According to the Australian government’s Department of the Environment and Energy, in 2007, an incursion of the Asian honey bee was found in Cairns, Queensland. Attempts to eradicate it proved futile by 2011. However, a containment program was launched to restrict its spread and minimize its impacts.
These bees could have a negative environmental impact, most likely associated with competition for floral resources or nesting sites, inadequate pollination of native flora or undesirable pollination of exotic flora, according to the Australian government.
Australian study focuses on Asian Honey Bees
The Australian study led by Professor Rosalyn Gloag was published in Nature Ecology & Evolution in November 2016 under the title “An invasive social insect overcomes genetic load at the sex locus.” It looked at the invasion of Asian honey bees (Apis cerana).
Zayed explains that these invading insects may appear to be doomed, because they have a sex-determination system that creates sterile or inviable males in small populations that lack genetic diversity, but they were in fact thriving.
The Australian team of researchers realized that natural section was somehow allowing this bee population to thrive, and the group needed to figure out why this was happening.
Eight-year study observes biological invasion in real time
Gloag’s team of researchers went into the field and observed this natural selection during a real-time biological invasion. Over an eight-year time frame, starting in 2007, they studied the csd gene in honey bees – csd being an acronym for complementary sex determiner, hence the gene governs sex determination.
As Zayed explains, a female bee possesses two copies of the csd gene and mates with a male bee, which has only one copy of the gene. The csd gene exists in different forms called alleles, as depicted in different colours in the diagram below.

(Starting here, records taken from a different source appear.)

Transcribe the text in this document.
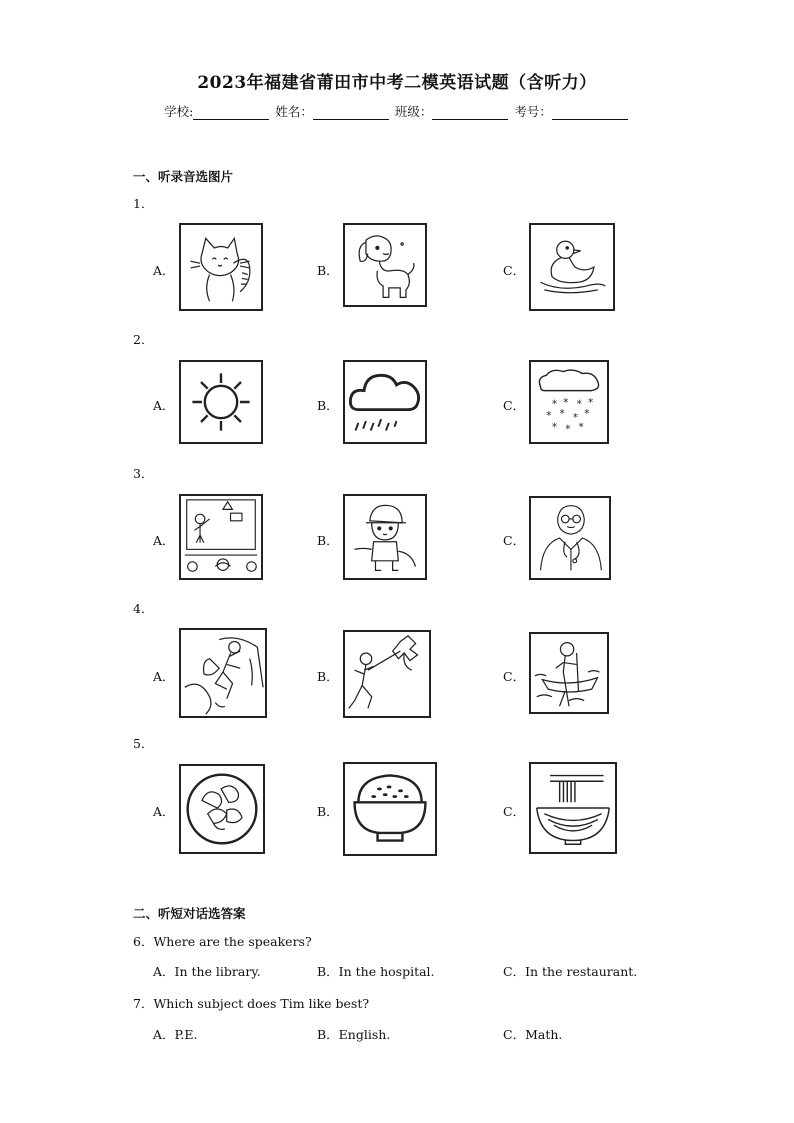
2023年福建省莆田市中考二模英语试题（含听力）
学校:	姓名：	班级：	考号：
一、听录音选图片
1．
A．	B．	C．
2．
A．	B．	C． * * * *
* * * *
* * *
3．
A．	B．	C．
4．
A．	B．	C．
5．
A．	B．	C．
二、听短对话选答案
6．Where are the speakers?
A．In the library.	B．In the hospital.	C．In the restaurant.
7．Which subject does Tim like best?
A．P.E.	B．English.	C．Math.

If a female mates with a male that has an identical csd allele, shown in situation A of Zayed’s diagram, then half of the offspring will have two identical csd alleles and will develop as sterile males, that will die off leaving no future generations. Conversely, the offspring that have two different csd alleles develop as fertile females.
Situation B in Zayed’s diagram tells a different story: All of the offspring from a mating between a male that has a rare allele, such as the one indicated in purple, and a female that does not have this rare allele will develop into fertile females. This would, therefore, increase the frequency of the rare allele in future generations until all csd alleles have the same frequency, says Zayed.
This is how Gloag’s team was able to confirm the phenomenon of natural selection in the invading Apis cerana bees in Australia. “Gloag and colleagues’ study provides a clear example of how rapid evolutionary changes can affect the fitness of invasive populations,” Zayed explains.
Zayed’s article, “Evolution: Insect invasions and natural selection,” was published in Nature in 2016. Gloag’s study, “An invasive social insect overcomes genetic load at the sex locus,” was also published in 2016. Amro Zayed’s lab website at York University contains more information about this researcher and bee expert.